Swedish author and screenwriter

Annika Thor (born 2 July 1950) is a Swedish author and screenwriter from Sweden who has won the August Prize for Truth or Dare in 1997.

==Life==
Thor was born into Jewish family in Gothenburg. She has worked as a librarian, a novelist, screenwriter and as a journalist. She has won the August Prize for the children's story Truth or Dare in 1997 and the German state award for children's fiction (Deutscher Jugendliteraturpreis) also for A Faraway Island in 1999.

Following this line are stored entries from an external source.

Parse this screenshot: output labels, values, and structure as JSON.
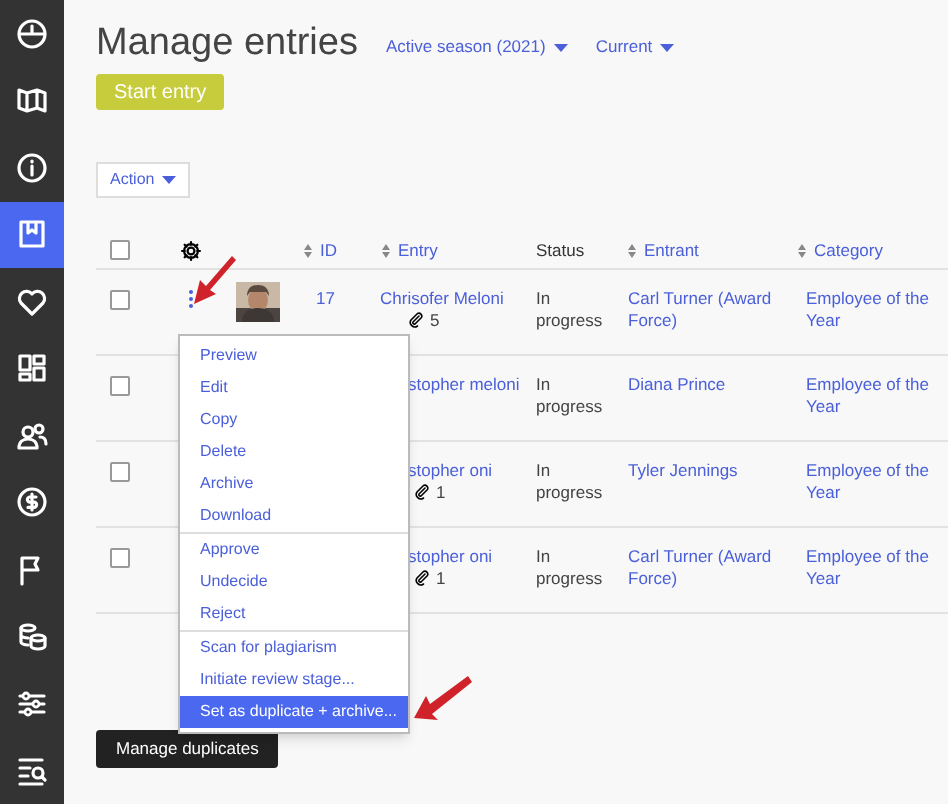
{
  "sidebar": {
    "items": [
      {
        "selected": false
      },
      {
        "selected": false
      },
      {
        "selected": false
      },
      {
        "selected": true
      },
      {
        "selected": false
      },
      {
        "selected": false
      },
      {
        "selected": false
      },
      {
        "selected": false
      },
      {
        "selected": false
      },
      {
        "selected": false
      },
      {
        "selected": false
      },
      {
        "selected": false
      }
    ]
  },
  "header": {
    "title": "Manage entries",
    "filters": [
      "Active season (2021)",
      "Current"
    ]
  },
  "start_button": "Start entry",
  "action_dropdown": "Action",
  "table": {
    "select_all_checked": false,
    "columns": [
      {
        "label": "ID",
        "sortable": true
      },
      {
        "label": "Entry",
        "sortable": true
      },
      {
        "label": "Status",
        "sortable": false
      },
      {
        "label": "Entrant",
        "sortable": true
      },
      {
        "label": "Category",
        "sortable": true
      }
    ],
    "rows": [
      {
        "id": "17",
        "entry": "Chrisofer Meloni",
        "attachments": "5",
        "status": "In progress",
        "entrant": "Carl Turner (Award Force)",
        "category": "Employee of the Year",
        "thumbnail": true,
        "clipped": false,
        "checked": false
      },
      {
        "entry": "stopher meloni",
        "status": "In progress",
        "entrant": "Diana Prince",
        "category": "Employee of the Year",
        "thumbnail": false,
        "clipped": true,
        "checked": false
      },
      {
        "entry": "stopher oni",
        "attachments": "1",
        "status": "In progress",
        "entrant": "Tyler Jennings",
        "category": "Employee of the Year",
        "thumbnail": false,
        "clipped": true,
        "checked": false
      },
      {
        "entry": "stopher oni",
        "attachments": "1",
        "status": "In progress",
        "entrant": "Carl Turner (Award Force)",
        "category": "Employee of the Year",
        "thumbnail": false,
        "clipped": true,
        "checked": false
      }
    ]
  },
  "context_menu": {
    "groups": [
      [
        {
          "label": "Preview",
          "selected": false
        },
        {
          "label": "Edit",
          "selected": false
        },
        {
          "label": "Copy",
          "selected": false
        },
        {
          "label": "Delete",
          "selected": false
        },
        {
          "label": "Archive",
          "selected": false
        },
        {
          "label": "Download",
          "selected": false
        }
      ],
      [
        {
          "label": "Approve",
          "selected": false
        },
        {
          "label": "Undecide",
          "selected": false
        },
        {
          "label": "Reject",
          "selected": false
        }
      ],
      [
        {
          "label": "Scan for plagiarism",
          "selected": false
        },
        {
          "label": "Initiate review stage...",
          "selected": false
        },
        {
          "label": "Set as duplicate + archive...",
          "selected": true
        }
      ]
    ]
  },
  "manage_duplicates_button": "Manage duplicates"
}
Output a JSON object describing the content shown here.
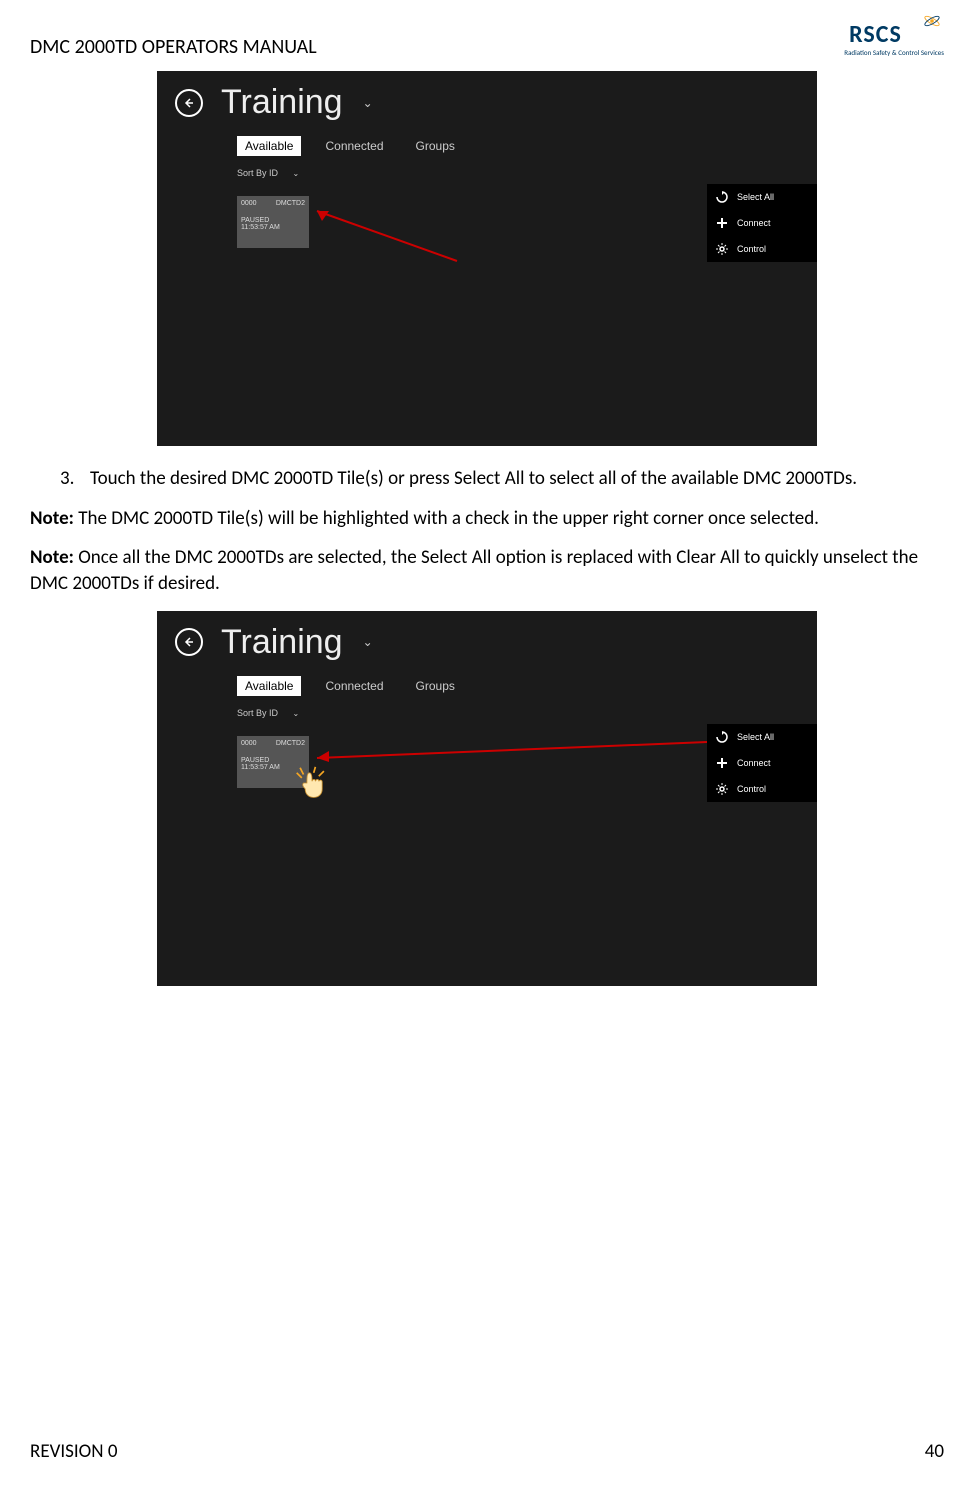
{
  "header": {
    "title": "DMC 2000TD OPERATORS MANUAL",
    "logo_text": "RSCS",
    "logo_sub": "Radiation Safety & Control Services"
  },
  "screenshot": {
    "title": "Training",
    "tabs": {
      "available": "Available",
      "connected": "Connected",
      "groups": "Groups"
    },
    "sort_label": "Sort By ID",
    "tile": {
      "id": "0000",
      "model": "DMCTD2",
      "status": "PAUSED",
      "time": "11:53:57 AM"
    },
    "side": {
      "select_all": "Select All",
      "connect": "Connect",
      "control": "Control"
    }
  },
  "steps": {
    "num3": "3.",
    "text3": "Touch the desired DMC 2000TD Tile(s) or press Select All to select all of the available DMC 2000TDs."
  },
  "notes": {
    "label": "Note:",
    "n1": " The DMC 2000TD Tile(s) will be highlighted with a check in the upper right corner once selected.",
    "n2": " Once all the DMC 2000TDs are selected, the Select All option is replaced with Clear All to quickly unselect the DMC 2000TDs if desired."
  },
  "footer": {
    "revision": "REVISION 0",
    "page": "40"
  }
}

She wrote a novel about Jewish children who escaped the Holocaust to live on an island in Sweden. This is called Faraway Island in English and Thor has written three sequels, Lily Pond, Deep Sea and Open Sea. She has written 15 books for children and teenagers, and three books for adults and they have been translated into 17 languages. Her most recent novel for adults, Om inte nu så när? (If not now, when?), appeared in 2011.

==Books==
- Faraway Island (En ö i havet), translated from the Swedish by Linda Schenck in 2009, published by Random House in 2009
- Lily Pond (Näckrosdammen), translated from the Swedish by Linda Schenck in 2011
- Deep Sea (Havets djup), translated from the Swedish by Linda Schenck in 2015
- Open Sea (Öppet hav)
- Lighthouse and the Stars (Fyr och stjärnor)
- Truth or Dare (Sanning eller konsekvens)
- If Not Now, When? (Om inte nu så när?)